For comprehensive surgical planning with sophisticated patient-specific models, all relevant anatomical structures need to be segmented. This could be achieved using deep neural networks given sufficiently many annotated samples; however, datasets of multiple annotated structures are often unavailable in practice and costly to procure. Therefore, being able to build segmentation models with datasets from different studies and centers in an incremental fashion is highly desirable.
We propose a class-incremental framework for extending a deep segmentation network to new anatomical structures using a minimal incremental annotation set. Through distilling knowledge from the current network state, we overcome the need for a full retraining.
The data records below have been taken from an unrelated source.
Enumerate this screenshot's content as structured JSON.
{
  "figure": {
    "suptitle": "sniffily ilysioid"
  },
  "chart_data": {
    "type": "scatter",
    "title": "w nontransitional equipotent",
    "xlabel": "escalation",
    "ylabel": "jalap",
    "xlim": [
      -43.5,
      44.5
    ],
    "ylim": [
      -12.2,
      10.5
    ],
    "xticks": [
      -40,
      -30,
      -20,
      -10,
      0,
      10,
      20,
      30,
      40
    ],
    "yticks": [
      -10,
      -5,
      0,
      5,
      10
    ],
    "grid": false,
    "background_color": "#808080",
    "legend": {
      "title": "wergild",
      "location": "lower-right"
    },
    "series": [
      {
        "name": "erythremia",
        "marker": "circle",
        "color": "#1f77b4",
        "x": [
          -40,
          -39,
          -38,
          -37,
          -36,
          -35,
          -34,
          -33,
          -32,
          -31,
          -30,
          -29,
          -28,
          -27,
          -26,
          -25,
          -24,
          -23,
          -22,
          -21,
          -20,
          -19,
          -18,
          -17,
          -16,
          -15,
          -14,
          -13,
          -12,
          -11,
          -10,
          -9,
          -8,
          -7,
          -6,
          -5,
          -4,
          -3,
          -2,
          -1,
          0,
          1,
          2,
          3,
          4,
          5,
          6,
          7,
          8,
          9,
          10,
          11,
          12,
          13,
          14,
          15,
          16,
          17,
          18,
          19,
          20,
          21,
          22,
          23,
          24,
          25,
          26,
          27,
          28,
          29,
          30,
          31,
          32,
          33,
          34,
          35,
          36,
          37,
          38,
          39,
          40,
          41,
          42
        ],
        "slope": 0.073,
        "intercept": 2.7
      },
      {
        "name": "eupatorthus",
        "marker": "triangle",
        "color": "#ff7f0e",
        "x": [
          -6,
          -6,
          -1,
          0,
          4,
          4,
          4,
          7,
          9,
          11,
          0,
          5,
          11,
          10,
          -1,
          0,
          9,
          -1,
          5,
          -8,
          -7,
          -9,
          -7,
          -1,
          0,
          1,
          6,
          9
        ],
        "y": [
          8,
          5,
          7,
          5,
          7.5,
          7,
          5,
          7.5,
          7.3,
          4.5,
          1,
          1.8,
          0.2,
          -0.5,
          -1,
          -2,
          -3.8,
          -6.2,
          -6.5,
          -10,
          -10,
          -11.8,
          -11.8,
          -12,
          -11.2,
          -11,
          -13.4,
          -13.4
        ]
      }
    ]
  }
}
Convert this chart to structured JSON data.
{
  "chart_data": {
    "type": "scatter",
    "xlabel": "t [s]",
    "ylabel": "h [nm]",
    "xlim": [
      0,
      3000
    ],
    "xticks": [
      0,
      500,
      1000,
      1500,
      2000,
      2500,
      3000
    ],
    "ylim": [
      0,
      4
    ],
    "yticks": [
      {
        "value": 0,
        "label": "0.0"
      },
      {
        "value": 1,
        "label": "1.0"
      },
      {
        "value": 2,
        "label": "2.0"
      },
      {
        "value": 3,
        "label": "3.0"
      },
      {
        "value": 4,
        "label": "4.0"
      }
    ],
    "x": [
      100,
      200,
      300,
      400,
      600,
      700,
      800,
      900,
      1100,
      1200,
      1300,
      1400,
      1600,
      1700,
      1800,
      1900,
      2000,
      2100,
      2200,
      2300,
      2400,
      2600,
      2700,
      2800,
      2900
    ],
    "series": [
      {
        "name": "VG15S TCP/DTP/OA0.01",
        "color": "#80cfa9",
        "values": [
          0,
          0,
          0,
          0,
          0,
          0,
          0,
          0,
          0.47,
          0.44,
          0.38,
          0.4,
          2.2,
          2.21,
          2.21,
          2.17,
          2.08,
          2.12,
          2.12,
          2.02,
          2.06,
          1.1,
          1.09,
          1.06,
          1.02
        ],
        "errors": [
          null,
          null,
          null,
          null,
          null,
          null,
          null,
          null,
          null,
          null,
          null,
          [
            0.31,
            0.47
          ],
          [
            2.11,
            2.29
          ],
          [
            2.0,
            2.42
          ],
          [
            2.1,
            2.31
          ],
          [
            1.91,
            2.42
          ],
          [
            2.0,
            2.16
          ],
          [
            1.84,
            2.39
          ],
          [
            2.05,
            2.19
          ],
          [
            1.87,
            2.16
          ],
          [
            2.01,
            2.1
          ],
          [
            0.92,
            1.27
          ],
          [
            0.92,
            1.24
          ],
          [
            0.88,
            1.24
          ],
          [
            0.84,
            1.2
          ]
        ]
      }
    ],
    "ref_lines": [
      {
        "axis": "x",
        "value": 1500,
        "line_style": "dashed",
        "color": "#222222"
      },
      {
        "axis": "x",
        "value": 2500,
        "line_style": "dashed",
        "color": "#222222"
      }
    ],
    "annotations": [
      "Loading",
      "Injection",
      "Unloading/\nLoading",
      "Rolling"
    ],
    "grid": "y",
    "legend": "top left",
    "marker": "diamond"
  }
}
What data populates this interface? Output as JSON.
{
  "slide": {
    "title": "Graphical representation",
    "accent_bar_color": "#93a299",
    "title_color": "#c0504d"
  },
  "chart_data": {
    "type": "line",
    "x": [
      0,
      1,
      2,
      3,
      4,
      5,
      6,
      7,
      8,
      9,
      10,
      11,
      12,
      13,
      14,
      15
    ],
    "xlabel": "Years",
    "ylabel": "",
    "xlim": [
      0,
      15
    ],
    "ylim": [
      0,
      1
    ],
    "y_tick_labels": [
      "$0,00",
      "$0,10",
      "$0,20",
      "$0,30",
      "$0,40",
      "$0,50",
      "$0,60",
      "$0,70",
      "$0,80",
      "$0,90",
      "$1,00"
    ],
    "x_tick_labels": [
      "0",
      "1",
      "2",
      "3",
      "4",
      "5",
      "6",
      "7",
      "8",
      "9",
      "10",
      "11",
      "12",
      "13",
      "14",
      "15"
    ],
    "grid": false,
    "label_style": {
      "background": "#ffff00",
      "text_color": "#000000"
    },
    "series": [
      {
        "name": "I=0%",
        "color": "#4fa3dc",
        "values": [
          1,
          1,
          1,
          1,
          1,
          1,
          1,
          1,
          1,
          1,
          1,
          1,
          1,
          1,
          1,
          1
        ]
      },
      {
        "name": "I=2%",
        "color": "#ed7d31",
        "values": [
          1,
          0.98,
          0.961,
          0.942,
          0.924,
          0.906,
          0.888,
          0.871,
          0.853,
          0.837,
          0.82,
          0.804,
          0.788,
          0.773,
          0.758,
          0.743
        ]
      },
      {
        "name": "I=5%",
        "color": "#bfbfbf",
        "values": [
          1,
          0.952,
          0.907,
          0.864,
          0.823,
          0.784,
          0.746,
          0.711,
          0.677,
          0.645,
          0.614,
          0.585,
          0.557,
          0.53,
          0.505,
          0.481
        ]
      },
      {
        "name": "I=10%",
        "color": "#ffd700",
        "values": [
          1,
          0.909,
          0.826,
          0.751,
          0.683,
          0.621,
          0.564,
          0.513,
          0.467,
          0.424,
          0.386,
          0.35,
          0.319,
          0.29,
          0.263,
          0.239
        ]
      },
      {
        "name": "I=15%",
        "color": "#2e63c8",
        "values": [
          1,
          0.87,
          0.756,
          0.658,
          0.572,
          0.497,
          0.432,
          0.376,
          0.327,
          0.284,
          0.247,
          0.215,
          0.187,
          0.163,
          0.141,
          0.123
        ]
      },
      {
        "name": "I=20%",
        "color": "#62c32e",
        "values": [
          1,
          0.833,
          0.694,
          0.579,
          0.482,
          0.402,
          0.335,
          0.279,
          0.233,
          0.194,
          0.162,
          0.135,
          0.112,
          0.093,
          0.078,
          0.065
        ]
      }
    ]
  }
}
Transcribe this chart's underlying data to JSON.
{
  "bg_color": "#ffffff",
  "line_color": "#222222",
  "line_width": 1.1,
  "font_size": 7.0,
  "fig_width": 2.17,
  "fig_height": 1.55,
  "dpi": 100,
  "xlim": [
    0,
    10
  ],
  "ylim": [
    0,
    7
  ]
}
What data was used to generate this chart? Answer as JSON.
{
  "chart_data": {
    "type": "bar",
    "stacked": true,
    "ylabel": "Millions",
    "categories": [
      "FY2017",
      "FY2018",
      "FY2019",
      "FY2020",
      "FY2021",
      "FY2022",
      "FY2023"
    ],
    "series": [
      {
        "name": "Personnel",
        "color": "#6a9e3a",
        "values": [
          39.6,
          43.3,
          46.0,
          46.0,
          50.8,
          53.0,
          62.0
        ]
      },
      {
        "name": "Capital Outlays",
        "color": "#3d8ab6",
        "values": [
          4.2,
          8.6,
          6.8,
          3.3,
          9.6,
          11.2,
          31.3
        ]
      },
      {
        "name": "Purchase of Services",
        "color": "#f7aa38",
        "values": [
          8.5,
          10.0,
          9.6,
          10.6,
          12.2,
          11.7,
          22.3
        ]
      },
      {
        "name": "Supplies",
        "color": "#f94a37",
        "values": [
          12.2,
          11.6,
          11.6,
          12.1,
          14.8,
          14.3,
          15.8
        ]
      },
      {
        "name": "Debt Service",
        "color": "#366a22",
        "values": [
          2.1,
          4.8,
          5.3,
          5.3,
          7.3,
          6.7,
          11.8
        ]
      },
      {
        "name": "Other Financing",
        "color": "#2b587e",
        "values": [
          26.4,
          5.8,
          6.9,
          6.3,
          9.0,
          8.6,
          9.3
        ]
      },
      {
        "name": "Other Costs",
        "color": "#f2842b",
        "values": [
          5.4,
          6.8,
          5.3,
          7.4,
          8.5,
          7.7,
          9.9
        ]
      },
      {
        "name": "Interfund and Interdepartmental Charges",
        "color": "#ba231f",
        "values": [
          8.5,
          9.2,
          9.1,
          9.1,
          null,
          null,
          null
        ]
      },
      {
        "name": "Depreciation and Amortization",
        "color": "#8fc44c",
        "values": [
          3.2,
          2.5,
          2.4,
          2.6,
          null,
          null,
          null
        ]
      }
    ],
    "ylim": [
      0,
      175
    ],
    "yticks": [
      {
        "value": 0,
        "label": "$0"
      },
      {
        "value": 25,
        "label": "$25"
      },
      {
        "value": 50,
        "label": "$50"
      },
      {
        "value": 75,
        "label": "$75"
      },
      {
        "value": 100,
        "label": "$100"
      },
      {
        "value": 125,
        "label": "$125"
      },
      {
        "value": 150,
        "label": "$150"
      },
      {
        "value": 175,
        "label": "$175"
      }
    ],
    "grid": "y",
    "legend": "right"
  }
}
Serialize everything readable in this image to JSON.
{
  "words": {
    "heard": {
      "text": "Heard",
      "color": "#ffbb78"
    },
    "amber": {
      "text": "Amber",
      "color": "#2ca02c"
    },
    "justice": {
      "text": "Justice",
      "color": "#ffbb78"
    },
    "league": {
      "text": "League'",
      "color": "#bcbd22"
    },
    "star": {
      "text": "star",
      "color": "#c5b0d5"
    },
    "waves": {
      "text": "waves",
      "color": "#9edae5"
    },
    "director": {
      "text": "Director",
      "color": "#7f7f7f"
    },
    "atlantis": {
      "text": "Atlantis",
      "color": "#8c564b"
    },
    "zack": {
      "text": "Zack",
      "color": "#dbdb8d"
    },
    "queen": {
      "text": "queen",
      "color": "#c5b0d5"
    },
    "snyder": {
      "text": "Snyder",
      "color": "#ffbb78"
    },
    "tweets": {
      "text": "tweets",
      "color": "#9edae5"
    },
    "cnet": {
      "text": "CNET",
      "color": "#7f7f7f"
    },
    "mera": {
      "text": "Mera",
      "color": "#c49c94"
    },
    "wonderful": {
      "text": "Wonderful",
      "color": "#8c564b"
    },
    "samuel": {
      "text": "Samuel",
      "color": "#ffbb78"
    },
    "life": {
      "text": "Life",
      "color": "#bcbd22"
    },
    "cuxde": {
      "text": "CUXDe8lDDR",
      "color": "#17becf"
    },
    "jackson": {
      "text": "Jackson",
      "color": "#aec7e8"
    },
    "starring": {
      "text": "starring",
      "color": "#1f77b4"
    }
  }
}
We evaluate our methods on 100 MR volumes from SKI10 challenge with varying incremental annotation ratios. For 50% incremental annotations, our proposed method suffers less than 1% Dice score loss in retaining old-class performance, as opposed to 25% loss of conventional finetuning. Our framework inherently exploits transferable knowledge from previously trained structures to incremental tasks, demonstrated by results superior even to non-incremental training: In a single volume one-shot incremental learning setting, our method outperforms vanilla network performance by>11% in Dice.
With the presented method, new anatomical structures can be learned while retaining performance for older structures, without a major increase in complexity and memory footprint, hence suitable for lifelong class-incremental learning. By leveraging information from older examples, a fraction of annotations can be sufficient for incrementally building comprehensive segmentation models. With our meta-method, a deep segmentation network is extended with only a minor addition per structure, thus can be applicable also for future network architectures.
为了进行复杂的患者特定模型的全面手术规划,需要对所有相关的解剖结构进行分割。如果有足够多的标注样本,可以使用深度神经网络来实现这一点;然而,在实践中,通常没有多个标注结构的数据集,而且获取这些数据集的成本也很高。因此,能够以增量的方式使用来自不同研究和中心的数据集来构建分割模型是非常需要的。
我们提出了一种类增量框架,该框架使用最小的增量标注集将深度分割网络扩展到新的解剖结构。通过从当前网络状态中提取知识,我们克服了对完全重新训练的需求。
我们在 SKI10 挑战赛的 100 个 MR 容积上评估了我们的方法,增量标注比例不同。对于 50%的增量标注,与传统的微调相比,我们的方法在保留旧类性能方面的损失不到 1%,而不是 25%的损失。我们的框架从以前训练过的结构中内在地利用了可转移的知识,即使在非增量训练中,结果也优于传统的方法:在单次增量学习设置中,我们的方法在 Dice 中的性能比原始网络提高了>11%。
使用所提出的方法,可以在保留旧结构性能的同时学习新的解剖结构,而不会增加复杂性和内存占用,因此适合终身类增量学习。通过利用旧示例的信息,只需对每个结构进行少量标注,就可以对综合分割模型进行增量构建。使用我们的元方法,仅需对每个结构进行少量的添加,就可以扩展深度分割网络,因此也适用于未来的网络架构。